An independent review has depicted the Police IT
Organisation (Pito) as largely dysfunctional and set up on the
basis of offering national systems that some police forces perceive
as delayed, expensive and technically backward.
The report said the relationship between Pito and the police
forces it serves has irretrievably broken down. A satisfaction
survey of the organisation's customers, local police forces,
produced the most negative results ever experienced by those who
conducted the survey.
Although it praised some of Pito's successes, the report is an
indictment of an organisation, with 700 staff, that has cost and
spent more than £800m on IT since it was formally set up in
1998.
It also found a consensus that having separate IT departments in
each of the 43 police forces in England and Wales was
"unsustainable". It suggested a "consensual and evolutionary
strategy that leads to their rationalisation". More than 3,700
people are employed in IT across the forces and the total spend
among forces is about £750m a year.
The review, led by former BOC Group chief executive Robert
McFarland, was written before the general election but was not
published until last week.
It said the present structure and organisation of police IT in
general "lacks clear definition or purpose, results in confused
lines of responsibility and is almost certainly poor value for
money".
Pito's budget in 2003/04 was £250m. In 2004/05 the total figure
was expected to rise to about £345m. Its staff numbers jumped from
474 in 2003/04 to an estimated 693 in 2004/05.
The organisation was set up mainly to deliver a national
strategy, including major systems, to help the police collect and
store intelligence, reduce the paperwork involved in arresting
people, preparing cases for court and command and control.
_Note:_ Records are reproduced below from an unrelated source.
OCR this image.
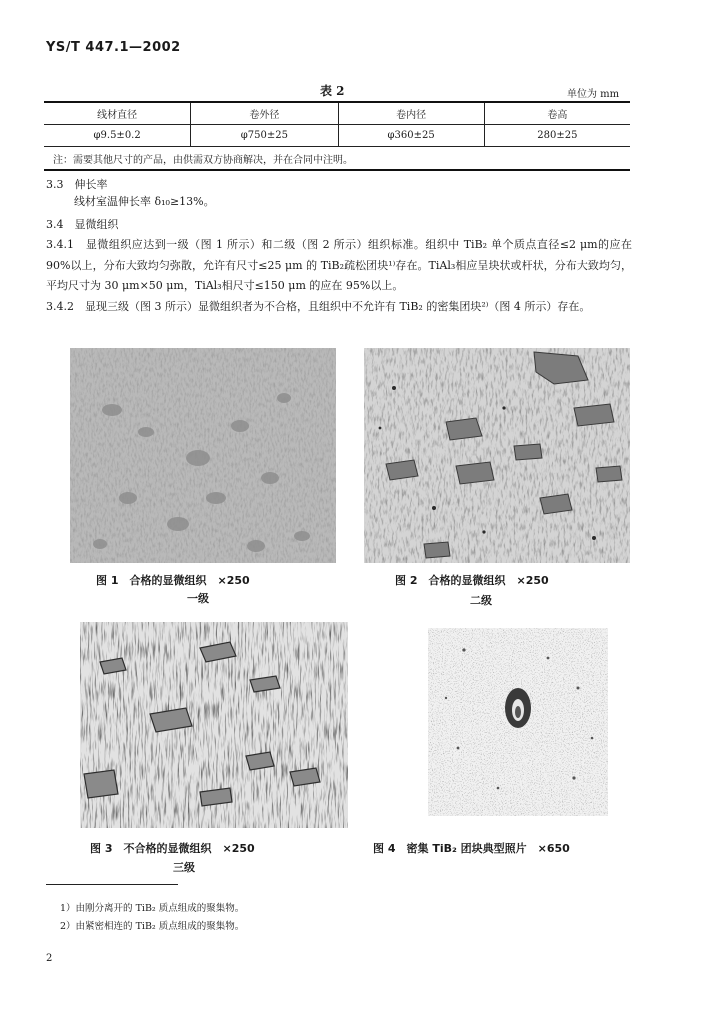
YS/T 447.1—2002
表 2	单位为 mm
线材直径	卷外径	卷内径	卷高
φ9.5±0.2	φ750±25	φ360±25	280±25
注：需要其他尺寸的产品，由供需双方协商解决，并在合同中注明。			
3.3　伸长率
线材室温伸长率 δ₁₀≥13%。
3.4　显微组织
3.4.1　显微组织应达到一级（图 1 所示）和二级（图 2 所示）组织标准。组织中 TiB₂ 单个质点直径≤2 μm的应在 90%以上，分布大致均匀弥散，允许有尺寸≤25 μm 的 TiB₂疏松团块¹⁾存在。TiAl₃相应呈块状或杆状，分布大致均匀，平均尺寸为 30 μm×50 μm，TiAl₃相尺寸≤150 μm 的应在 95%以上。
3.4.2　显现三级（图 3 所示）显微组织者为不合格，且组织中不允许有 TiB₂ 的密集团块²⁾（图 4 所示）存在。
图 1　合格的显微组织　×250
一级
图 2　合格的显微组织　×250
二级
图 3　不合格的显微组织　×250
三级
图 4　密集 TiB₂ 团块典型照片　×650
1）由刚分离开的 TiB₂ 质点组成的聚集物。
2）由紧密相连的 TiB₂ 质点组成的聚集物。
2
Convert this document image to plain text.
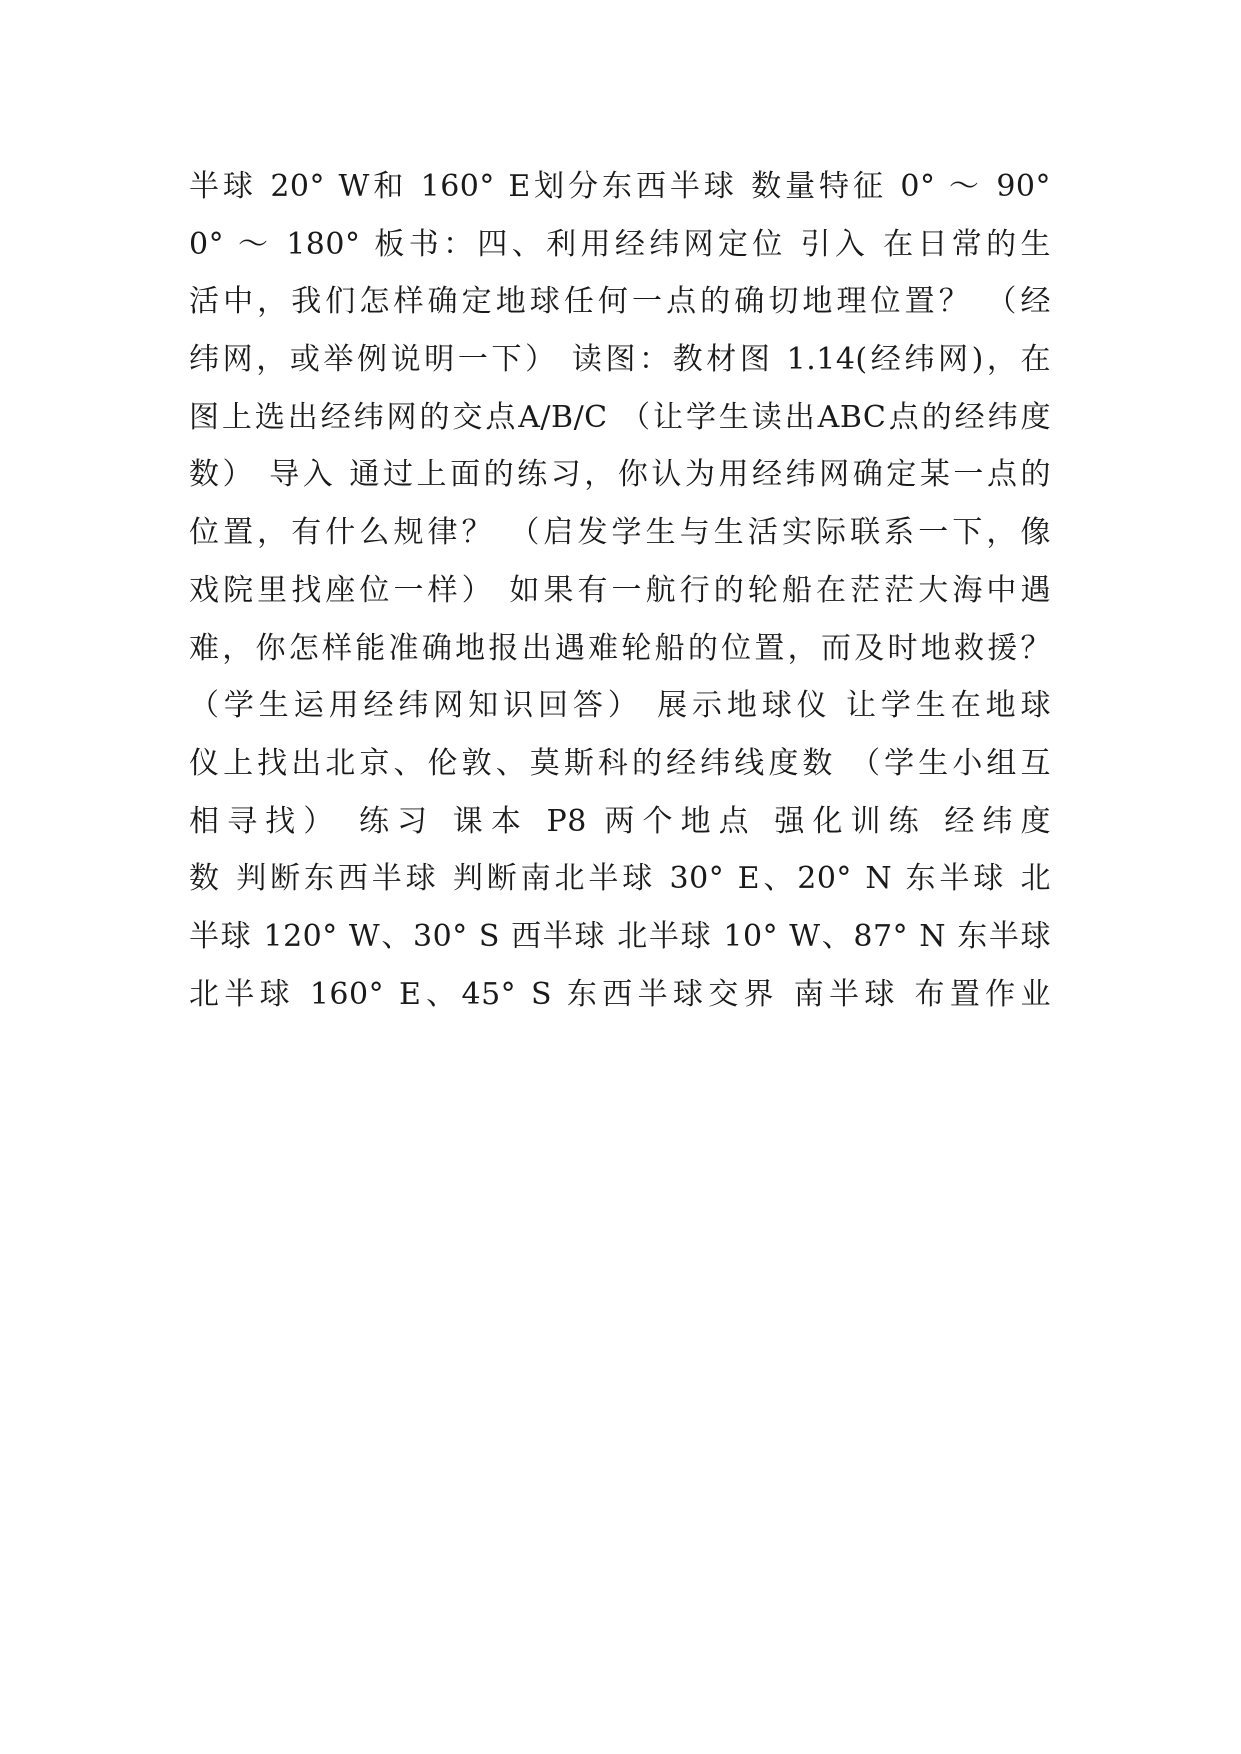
半球 20° W和 160° E划分东西半球 数量特征 0° ～ 90°
0° ～ 180° 板书：四、利用经纬网定位 引入 在日常的生
活中，我们怎样确定地球任何一点的确切地理位置？ （经
纬网，或举例说明一下） 读图：教材图 1.14(经纬网)，在
图上选出经纬网的交点A/B/C （让学生读出ABC点的经纬度
数） 导入 通过上面的练习，你认为用经纬网确定某一点的
位置，有什么规律？ （启发学生与生活实际联系一下，像
戏院里找座位一样） 如果有一航行的轮船在茫茫大海中遇
难，你怎样能准确地报出遇难轮船的位置，而及时地救援？
（学生运用经纬网知识回答） 展示地球仪 让学生在地球
仪上找出北京、伦敦、莫斯科的经纬线度数 （学生小组互
相寻找） 练习 课本 P8 两个地点 强化训练 经纬度
数 判断东西半球 判断南北半球 30° E、20° N 东半球 北
半球 120° W、30° S 西半球 北半球 10° W、87° N 东半球
北半球 160° E、45° S 东西半球交界 南半球 布置作业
It has delivered the Airwave police radio and communications
system and the Nafis fingerprinting system, and is partly
responsible for the Police National Computer.
But the report said, "Around 80% of the police expenditure on IT
is within forces. Pito has been unable to influence this to any
significant degree. Thus beyond the large projects, the success of
which has to say the least been mixed, Pito's contribution to
police ICT has been marginal."
It added, "[Pito management] regard the governance system under
which they operate as unnecessarily bureaucratic, wasteful and
demoralising." These views are shared by all stakeholders,
including police IT directors.
The report recommended that the organisation be absorbed into a
new National Police Improvement Agency.